Imagino também que para a contratação das atrações musicais deveriam ser considerados critérios como o da qualidade do conteúdo cultural. A escolha não seria monocrática, apenas prefeito, mas emanaria da decisão de um conselho criado para esse fim, mas ai são outros quinhentos.

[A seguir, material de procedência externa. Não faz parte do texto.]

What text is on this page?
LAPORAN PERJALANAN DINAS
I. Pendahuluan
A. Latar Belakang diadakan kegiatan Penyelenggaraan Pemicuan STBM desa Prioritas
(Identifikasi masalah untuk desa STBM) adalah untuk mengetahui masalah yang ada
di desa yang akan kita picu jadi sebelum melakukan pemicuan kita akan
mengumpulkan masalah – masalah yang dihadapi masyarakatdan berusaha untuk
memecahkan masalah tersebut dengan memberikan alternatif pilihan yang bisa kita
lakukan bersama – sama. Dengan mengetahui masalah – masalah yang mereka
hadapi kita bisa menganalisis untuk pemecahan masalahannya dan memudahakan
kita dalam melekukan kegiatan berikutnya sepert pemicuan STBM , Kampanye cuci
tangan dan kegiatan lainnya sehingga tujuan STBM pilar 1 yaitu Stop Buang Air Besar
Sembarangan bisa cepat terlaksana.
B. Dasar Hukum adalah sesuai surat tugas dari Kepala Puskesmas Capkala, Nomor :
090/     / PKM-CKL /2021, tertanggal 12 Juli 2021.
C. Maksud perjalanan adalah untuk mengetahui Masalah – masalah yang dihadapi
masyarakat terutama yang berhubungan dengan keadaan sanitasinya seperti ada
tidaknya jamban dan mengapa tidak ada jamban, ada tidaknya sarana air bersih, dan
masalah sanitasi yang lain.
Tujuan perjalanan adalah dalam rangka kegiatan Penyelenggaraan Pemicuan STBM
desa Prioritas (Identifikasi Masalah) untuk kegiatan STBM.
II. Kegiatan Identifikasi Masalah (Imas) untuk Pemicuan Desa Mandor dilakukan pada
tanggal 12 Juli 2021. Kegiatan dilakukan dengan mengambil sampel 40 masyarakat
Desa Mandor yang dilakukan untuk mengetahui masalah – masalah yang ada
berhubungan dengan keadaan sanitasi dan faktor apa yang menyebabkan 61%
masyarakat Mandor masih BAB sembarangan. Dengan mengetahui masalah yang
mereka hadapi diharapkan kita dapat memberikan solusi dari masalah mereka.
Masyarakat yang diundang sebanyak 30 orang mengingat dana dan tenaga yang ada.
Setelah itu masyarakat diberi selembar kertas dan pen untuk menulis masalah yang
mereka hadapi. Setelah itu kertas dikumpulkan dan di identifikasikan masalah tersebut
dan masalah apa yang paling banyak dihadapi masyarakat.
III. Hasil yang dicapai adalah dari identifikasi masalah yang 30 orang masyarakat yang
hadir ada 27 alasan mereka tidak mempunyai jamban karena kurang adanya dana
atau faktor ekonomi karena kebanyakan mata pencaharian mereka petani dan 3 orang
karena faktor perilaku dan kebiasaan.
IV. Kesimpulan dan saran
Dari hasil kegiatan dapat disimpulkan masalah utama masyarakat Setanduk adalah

Alguém, a essa altura, deve estar se perguntando a razão do título do escrito. Não, não sou erudito o bastante para querer que contratem para a festa da Luz um musicista e que o mesmo execute uma peça de Paganini, em um violino stradivarius, no palco principal. Defendo um salto de qualidade bem mais gradual. O célebre violino foi aqui invocado para relembrar a operação da polícia que ficou conhecida como “Pão e Circo” e que no ano passado desbaratou uma quadrilha formada por empresários de bandas e prefeitos, associados criminosamente limpar os cofres públicos. Ao celebrarem contratos de valores estratosféricos, asseguravam, na realidade, o extra de vários.
Alexandre Moca
* Stradivarius é uma das mais famosas marcas de instrumentos de corda do mundo. Seu construtor, o luthier Antonio Stradivari (1644-1737), produziu vários violinos e violoncelos.